The First Known Dinos Grew at a Rapid and Continuous Rate



dinosaurs

During the Triassic Period (251 million to 220 million years ago), the first known dinosaurs grew rapidly and continuously — but so did many other reptiles that lived then, according to a new study in PLOS One. However, over time, dinosaur descendants generally kept up these fast growth rates, while the descendants of other reptiles eventually grew more slowly.

“One of the cool things that our study confirmed, is that, back in this Triassic system, even animals that were more closely related to living crocodiles actually grew pretty fast, and definitely much faster than their modern descendants,” says Kristina Curry Rogers, a professor of biology and geology at Macalester College in Minnesota, and one of the study’s authors.

Was There an Evolutionary Advantage?

The researchers already knew that later dinosaurs from the Jurassic and Cretaceous Periods grew faster than their crocodilian compatriots. To see if this held true for the very earliest dinos, they turned to a place where they could get fossils from both the earliest dinosaurs, as well as other four-legged creatures (tetrapods) living alongside them.

That place? The Ischigualasto Formation in San Juan Province, Argentina, because it holds some of the oldest and best dinosaur fossils anywhere. The formation also contains non-dinosaur creatures with which the researchers could compare.

“At this time, about 230 million years ago, dinosaurs were just getting warmed up in an evolutionary sense,” Rogers says. “Back then, a whole variety of other terrestrial tetrapods were more common, and more diverse.”

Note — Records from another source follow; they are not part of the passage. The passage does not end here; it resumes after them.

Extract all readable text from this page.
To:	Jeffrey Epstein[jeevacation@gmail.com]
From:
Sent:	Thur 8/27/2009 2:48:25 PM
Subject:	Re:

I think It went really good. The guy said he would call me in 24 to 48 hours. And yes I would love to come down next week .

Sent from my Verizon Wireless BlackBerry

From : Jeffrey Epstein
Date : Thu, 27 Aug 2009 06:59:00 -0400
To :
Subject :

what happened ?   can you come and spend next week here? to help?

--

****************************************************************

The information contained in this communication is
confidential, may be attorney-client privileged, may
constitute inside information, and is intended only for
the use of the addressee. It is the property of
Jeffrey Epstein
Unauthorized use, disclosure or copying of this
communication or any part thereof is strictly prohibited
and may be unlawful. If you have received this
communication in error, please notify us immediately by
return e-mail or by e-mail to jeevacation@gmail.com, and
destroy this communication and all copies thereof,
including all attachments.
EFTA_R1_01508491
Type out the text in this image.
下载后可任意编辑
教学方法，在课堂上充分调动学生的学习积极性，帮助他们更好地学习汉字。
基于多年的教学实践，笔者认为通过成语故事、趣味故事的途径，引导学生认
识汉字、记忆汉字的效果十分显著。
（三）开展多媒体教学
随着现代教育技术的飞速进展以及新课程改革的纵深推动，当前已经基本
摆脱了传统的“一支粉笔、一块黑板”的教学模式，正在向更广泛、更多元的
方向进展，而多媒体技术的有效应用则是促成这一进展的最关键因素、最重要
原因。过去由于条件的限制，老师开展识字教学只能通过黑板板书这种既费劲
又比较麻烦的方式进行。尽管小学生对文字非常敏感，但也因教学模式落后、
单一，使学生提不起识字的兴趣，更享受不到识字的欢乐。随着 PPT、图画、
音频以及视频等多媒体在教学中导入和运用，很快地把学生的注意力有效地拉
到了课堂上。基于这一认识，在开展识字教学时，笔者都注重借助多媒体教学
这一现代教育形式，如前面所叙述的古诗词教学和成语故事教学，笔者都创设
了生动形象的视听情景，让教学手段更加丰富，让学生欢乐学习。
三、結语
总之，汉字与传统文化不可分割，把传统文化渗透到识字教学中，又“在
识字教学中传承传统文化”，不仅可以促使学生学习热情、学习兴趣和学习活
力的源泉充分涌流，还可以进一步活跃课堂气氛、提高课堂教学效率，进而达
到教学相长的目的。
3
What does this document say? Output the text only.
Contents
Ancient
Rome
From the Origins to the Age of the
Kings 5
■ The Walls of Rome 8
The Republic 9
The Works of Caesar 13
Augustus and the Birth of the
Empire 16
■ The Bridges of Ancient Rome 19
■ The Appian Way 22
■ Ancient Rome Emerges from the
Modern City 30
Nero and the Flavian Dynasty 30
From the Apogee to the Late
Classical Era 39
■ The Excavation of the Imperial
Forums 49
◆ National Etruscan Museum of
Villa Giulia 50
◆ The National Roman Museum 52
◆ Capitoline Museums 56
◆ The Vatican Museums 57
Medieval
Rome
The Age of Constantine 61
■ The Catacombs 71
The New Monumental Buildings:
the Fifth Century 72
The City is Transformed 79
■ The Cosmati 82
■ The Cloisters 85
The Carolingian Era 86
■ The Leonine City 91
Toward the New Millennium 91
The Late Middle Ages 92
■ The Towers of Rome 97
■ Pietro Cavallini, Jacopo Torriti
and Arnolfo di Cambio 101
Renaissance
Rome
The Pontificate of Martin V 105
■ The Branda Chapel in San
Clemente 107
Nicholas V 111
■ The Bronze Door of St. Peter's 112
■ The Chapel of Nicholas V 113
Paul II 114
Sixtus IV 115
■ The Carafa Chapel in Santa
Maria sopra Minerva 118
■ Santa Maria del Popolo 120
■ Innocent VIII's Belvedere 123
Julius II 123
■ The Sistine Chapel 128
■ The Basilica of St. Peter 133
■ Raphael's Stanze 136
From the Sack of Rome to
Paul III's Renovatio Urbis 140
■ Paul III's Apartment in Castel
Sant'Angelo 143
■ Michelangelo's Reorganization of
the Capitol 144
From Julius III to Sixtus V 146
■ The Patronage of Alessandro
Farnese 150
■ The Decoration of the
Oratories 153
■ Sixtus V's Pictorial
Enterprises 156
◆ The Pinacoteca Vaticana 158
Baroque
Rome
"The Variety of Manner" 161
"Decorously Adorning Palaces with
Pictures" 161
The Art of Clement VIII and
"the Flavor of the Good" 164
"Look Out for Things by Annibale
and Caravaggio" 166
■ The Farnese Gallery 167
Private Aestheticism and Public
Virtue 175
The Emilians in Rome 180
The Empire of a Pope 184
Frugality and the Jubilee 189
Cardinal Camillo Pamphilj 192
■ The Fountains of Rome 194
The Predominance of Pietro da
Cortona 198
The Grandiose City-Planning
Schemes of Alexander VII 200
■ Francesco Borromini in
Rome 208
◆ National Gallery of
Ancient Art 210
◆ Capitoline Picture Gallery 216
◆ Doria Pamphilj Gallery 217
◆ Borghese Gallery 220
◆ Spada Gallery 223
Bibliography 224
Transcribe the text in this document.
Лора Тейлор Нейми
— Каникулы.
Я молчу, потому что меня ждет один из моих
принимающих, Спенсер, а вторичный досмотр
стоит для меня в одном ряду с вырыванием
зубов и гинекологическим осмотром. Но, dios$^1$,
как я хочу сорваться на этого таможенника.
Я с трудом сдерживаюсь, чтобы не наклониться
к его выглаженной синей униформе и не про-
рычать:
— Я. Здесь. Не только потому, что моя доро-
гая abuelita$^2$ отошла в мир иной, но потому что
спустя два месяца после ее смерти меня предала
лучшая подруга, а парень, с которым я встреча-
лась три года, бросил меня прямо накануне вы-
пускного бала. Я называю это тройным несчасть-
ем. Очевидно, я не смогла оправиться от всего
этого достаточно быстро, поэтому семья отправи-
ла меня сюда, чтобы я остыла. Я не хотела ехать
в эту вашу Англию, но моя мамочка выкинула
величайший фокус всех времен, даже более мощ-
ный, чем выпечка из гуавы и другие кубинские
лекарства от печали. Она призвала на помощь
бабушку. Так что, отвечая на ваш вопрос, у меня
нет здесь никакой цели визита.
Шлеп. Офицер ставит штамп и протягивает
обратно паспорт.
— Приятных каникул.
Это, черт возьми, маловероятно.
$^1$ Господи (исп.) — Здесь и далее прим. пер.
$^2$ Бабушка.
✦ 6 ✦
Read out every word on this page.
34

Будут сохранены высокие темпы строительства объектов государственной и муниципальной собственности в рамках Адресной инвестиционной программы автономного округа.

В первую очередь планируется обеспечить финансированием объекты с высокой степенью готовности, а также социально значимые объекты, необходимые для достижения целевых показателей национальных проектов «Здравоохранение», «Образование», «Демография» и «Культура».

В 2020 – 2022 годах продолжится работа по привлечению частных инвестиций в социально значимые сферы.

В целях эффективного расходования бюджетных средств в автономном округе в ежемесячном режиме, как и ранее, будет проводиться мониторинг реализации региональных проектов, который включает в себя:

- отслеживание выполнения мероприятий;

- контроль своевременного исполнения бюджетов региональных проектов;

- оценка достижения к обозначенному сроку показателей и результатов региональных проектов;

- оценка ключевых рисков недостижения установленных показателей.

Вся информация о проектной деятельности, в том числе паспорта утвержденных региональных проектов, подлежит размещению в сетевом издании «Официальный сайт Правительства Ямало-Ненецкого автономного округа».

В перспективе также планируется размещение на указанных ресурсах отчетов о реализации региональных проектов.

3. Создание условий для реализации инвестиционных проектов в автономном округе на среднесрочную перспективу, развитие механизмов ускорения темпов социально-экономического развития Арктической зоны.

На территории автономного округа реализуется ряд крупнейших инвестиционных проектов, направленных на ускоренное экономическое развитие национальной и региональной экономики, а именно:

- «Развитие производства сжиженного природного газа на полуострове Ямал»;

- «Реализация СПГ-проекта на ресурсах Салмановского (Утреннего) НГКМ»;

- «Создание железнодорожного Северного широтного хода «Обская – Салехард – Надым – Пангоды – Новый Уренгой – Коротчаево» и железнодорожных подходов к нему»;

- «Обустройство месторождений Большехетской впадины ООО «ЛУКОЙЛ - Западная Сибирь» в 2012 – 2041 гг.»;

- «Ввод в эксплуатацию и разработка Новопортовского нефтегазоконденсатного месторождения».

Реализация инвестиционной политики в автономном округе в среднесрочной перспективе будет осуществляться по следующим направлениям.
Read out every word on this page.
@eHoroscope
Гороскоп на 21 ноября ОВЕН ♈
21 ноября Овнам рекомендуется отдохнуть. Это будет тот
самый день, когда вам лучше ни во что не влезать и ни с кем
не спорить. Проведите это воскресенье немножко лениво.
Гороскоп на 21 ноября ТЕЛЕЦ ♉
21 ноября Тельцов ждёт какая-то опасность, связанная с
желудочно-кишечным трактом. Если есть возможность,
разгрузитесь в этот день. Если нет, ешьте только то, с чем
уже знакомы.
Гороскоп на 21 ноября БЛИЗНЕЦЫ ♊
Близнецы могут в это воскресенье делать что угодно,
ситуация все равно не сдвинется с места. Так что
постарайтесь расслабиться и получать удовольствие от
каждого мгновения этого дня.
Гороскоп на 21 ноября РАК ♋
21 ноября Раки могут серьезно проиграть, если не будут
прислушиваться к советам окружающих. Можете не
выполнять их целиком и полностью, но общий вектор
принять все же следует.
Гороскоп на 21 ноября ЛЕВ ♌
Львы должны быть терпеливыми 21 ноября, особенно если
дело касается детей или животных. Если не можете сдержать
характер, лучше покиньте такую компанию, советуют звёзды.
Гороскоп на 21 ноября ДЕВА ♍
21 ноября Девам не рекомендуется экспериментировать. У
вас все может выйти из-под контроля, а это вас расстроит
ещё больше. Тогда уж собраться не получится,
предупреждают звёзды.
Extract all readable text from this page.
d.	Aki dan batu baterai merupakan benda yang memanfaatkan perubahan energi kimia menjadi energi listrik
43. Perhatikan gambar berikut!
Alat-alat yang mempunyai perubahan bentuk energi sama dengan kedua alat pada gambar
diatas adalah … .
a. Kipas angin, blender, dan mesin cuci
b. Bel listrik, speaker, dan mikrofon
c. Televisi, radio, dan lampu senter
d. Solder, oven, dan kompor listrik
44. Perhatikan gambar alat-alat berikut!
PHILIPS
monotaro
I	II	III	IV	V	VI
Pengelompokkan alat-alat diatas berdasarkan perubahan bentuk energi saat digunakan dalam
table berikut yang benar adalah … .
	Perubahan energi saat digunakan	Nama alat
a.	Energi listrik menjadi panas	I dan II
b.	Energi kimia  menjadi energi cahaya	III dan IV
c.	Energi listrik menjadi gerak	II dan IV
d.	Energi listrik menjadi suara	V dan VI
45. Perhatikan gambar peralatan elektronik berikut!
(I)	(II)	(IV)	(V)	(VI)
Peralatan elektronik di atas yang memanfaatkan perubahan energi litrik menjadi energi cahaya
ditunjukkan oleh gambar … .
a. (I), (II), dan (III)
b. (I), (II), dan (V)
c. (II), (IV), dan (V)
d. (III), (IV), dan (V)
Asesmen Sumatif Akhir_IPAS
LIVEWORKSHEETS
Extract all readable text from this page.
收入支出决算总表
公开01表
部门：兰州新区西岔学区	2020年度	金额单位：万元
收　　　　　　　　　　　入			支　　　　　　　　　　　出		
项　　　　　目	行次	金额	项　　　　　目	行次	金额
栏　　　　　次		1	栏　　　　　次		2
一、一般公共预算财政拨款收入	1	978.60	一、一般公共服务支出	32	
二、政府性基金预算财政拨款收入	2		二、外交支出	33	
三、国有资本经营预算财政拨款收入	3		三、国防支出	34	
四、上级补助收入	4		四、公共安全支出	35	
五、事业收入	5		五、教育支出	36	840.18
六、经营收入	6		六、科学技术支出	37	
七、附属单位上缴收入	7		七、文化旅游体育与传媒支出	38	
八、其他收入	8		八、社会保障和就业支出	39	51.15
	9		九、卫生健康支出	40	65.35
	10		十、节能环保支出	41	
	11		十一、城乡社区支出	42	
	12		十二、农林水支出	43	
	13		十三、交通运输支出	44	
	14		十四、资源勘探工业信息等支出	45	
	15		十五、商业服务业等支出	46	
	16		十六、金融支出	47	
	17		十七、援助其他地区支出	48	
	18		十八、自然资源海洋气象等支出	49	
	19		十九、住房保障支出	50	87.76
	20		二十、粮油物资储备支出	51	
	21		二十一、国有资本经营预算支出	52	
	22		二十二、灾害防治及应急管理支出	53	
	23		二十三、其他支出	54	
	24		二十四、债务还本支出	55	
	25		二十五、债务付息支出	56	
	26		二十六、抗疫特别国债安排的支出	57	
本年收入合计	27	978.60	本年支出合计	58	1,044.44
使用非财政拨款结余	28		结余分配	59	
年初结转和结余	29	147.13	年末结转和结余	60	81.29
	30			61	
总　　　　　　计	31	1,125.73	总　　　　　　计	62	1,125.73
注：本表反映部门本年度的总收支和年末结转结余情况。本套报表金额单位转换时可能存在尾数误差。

Looking at a variety of creatures could help the researchers discover whether any developed an evolutionary advantage. So, they created cross-sections of bones from several creatures from the formation that dated to the Triassic Period. Then they studied microscopic details within the bones that serve as markers for growth.


Read More: A Complete Dinosaur Timeline to Extinction: How Long Did They Roam Earth?


The Earliest Dinosaurs Growth Race

Their observations showed that the earliest dinosaurs were already growing at fast and continuous rates, much like their later Mesozoic descendants — but there were some subtle distinctions.

“Some Jurassic-aged dinosaurs seem to switch things up a bit, growing at high rates, but with occasional pauses throughout their life history,” says Curry Rogers. These periodical pauses seem to be missing in both the earliest dinosaurs as well as in in some of the non-dinosaurs that lived alongside them.

She hypothesizes that similar growth patterns among many animals during the Triassic Period — despite differences in body types and lifestyles — indicate that the “dawn of the dinosaurs” was a time of evolutionary experimentation, where rapid developments may have been key for survival.

“Growth rates, combined with many other special anatomical and behavioral characteristics of early dinosaurs probably played a pivotal role in their eventual success,” Curry Rogers concludes.